O PESO DO MUNDO


Parado ali, com uma estátua, ele observava inquieto, como um ser humano, a estátua do Atlas. – Terrível fardo – pensou, olhando para estátua, mas referindo-se a si mesmo – Como alguém pode suportar tamanha carga? – Ficou ali por horas fazendo companhia a obra de arte, com receio de sair e se sentir outra vez sozinho.

Seu nome era Pedro, um cara legal, sorridente, inteligente, divertido e de boa aparência. Se o sucesso fosse baseado apenas na carreira profissional, ele poderia ser considerado um homem de sucesso, pois era um advogado de renome e daqueles professores que se transformam facilmente em ídolo dos alunos. Mas de uns tempos para cá ele vinha se sentindo estranho.

Ele odiava se sentir assim. Era um tipo de tristeza, mas daquelas que não se apresentam pelo nome. – Por que estou triste? – Perguntou a si mesmo em voz alta, como se esperasse que a resposta viesse de fora. O silêncio foi total dentro dele. A tristeza não se apresentava e, não se apresentando, ele não sabia por onde começar. Havia lutado tanto para sair da caixa das coisas comuns que não se preocupou em saber em que tipo de caixa entraria depois. Estava perdido. Eu o via como uma criança que sonhava em crescer, sem saber o que a esperava na fase adulta.

Era curioso observá-lo. Como um cara que passou por tantas conquistas poderia acreditar que chorar sozinho no banheiro com as luzes apagadas amenizaria de alguma forma sua dor? Era sempre a mesma cena: luz apagada, chuveiro ligado, cabeça abaixada e os gritos internos. Não pense que ele só remoía o passado ou se preocupava com futuro. Ele simplesmente era um turbilhão de várias coisas ao mesmo tempo. – De volta a adolescência! – Pensava ele quando saía dessas crises. Até entendo por que pensava assim. Na sua adolescência, Pedro se sentia abandonado como a maioria dos adolescentes. Não no sentido de abandono mesmo, mas no sentido de ser governado por hormônios, energia e pouco conhecimento do mundo que o cercava.
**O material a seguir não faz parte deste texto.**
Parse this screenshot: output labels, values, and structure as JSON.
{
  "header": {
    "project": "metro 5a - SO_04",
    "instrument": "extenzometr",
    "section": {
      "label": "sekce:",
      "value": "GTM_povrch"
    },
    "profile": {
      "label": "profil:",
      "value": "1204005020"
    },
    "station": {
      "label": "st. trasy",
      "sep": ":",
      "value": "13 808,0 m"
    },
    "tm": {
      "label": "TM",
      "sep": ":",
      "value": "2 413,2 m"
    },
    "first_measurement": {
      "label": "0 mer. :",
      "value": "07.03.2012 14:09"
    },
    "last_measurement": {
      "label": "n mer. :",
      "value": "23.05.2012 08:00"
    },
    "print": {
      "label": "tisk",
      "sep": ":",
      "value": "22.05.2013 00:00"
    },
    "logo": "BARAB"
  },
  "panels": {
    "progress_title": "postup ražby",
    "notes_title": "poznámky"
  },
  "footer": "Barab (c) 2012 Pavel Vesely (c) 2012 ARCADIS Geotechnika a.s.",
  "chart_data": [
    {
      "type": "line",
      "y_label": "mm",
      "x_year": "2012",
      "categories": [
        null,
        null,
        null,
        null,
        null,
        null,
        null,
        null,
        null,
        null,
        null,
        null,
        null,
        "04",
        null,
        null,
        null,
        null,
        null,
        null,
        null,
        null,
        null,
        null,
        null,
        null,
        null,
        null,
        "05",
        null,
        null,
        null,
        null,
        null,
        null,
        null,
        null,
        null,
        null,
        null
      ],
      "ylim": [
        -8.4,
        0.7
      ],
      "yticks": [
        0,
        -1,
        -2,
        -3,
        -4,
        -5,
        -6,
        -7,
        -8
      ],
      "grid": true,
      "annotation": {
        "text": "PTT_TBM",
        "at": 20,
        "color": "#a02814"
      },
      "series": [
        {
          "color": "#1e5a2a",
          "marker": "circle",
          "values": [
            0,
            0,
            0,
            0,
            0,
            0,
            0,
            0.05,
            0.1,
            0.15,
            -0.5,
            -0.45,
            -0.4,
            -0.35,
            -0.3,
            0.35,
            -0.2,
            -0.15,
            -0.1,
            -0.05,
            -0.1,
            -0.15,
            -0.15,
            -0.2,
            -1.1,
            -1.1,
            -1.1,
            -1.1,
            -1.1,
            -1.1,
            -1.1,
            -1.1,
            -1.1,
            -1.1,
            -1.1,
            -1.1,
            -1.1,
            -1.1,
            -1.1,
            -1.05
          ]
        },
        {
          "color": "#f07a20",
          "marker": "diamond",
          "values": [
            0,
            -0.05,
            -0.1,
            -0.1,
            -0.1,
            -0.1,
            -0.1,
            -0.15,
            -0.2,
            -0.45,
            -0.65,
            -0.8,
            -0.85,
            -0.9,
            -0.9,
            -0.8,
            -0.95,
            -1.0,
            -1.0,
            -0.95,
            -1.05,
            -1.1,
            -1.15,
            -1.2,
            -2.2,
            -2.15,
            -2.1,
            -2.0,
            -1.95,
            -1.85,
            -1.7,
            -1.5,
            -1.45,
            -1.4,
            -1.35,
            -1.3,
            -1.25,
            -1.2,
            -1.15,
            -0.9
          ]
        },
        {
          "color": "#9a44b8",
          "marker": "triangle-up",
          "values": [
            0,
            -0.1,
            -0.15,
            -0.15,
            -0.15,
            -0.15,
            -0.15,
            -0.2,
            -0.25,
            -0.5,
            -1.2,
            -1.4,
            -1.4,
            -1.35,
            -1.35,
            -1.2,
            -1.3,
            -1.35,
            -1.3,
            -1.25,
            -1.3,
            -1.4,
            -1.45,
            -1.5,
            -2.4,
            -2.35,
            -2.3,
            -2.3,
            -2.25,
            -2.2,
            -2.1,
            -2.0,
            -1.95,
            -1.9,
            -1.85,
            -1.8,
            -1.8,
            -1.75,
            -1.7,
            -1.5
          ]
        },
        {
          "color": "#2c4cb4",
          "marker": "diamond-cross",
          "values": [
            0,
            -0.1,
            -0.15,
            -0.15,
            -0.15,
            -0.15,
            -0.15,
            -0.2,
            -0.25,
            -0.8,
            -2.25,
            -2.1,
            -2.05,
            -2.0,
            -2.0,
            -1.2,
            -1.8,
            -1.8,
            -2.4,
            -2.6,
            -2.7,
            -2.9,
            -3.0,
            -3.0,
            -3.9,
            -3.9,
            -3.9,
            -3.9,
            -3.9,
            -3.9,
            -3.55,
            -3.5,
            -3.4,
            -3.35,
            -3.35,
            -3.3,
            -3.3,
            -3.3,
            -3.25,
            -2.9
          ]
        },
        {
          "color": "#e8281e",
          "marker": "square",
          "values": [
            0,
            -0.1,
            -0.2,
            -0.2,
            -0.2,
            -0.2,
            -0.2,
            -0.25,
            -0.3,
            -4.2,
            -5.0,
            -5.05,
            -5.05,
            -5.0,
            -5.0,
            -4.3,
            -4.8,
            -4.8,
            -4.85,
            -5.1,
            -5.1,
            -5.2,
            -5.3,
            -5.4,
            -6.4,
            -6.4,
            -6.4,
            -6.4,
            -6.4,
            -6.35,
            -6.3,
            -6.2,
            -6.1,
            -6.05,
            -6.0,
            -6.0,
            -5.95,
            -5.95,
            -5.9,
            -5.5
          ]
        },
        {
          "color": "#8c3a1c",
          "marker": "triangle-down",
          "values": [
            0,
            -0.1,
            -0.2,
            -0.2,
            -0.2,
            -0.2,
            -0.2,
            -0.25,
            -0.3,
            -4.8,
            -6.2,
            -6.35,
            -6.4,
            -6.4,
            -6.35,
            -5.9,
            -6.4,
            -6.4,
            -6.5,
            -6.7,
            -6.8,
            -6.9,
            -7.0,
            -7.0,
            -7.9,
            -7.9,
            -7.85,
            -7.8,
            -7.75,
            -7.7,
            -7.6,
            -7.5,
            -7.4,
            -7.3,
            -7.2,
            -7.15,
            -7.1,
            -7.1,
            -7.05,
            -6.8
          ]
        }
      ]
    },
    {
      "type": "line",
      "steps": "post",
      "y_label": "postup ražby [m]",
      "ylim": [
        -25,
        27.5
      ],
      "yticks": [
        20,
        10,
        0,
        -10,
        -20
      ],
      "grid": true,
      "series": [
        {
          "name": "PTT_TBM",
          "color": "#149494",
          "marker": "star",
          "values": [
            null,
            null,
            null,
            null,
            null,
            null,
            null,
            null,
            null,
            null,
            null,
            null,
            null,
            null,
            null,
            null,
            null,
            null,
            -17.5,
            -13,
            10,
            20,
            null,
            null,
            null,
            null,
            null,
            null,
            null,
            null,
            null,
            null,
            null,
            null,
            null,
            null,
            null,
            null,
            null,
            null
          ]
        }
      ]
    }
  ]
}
Ele tinha uma certa razão de dizer isso, pois apesar de não ter certeza se estava mais uma vez sendo governado por questões biológicas ou coisa do tipo, ele sabia que não se governava e tinha conhecimento do mundo que o cercava, no entanto, não gostava nada dele.

Pedro acreditava no amor, mas não o sentia. Entendia o amor como sendo algo que se dava a si mesmo e não à outra pessoa. Pensava que se fosse para amar somente alguém que fizesse bem a ele, então, não seria pela outra pessoa, mas por ele mesmo. Uma relação egoísta. Era um cara confuso com relação a sentimentos. Quando os amigos diziam que ele precisava arrumar alguém para passar a vida, ele citava Chuck Palahniuk: “uma geração de homens criados por mulheres, vai saber se é de outra mulher que a gente precisa”. Riam, porque ele era no fundo um cara alegre.

Certa noite exagerou no vinho. Caminhou pelas ruas da cidade e se perdeu por becos e vielas e pegou no sono ali na calçada mesmo. Acordou com um morador de rua lhe encarando. Ergueu-se e o encarou de volta. O morador de rua simplesmente saiu andando desconfiado e ele finalmente parou para encarar a si mesmo. – É, de volta a vidinha de merda! De volta a essa sociedade enlatada! Ouviram? Bando de sardinhas enlatadas e prontas para consumo! É isso o que somos! Só isso! Nada mais! Filhos de uma puta! – Sabia que não teria coragem de desabafar, por isso só imaginou que estava dizendo aquilo em voz alta.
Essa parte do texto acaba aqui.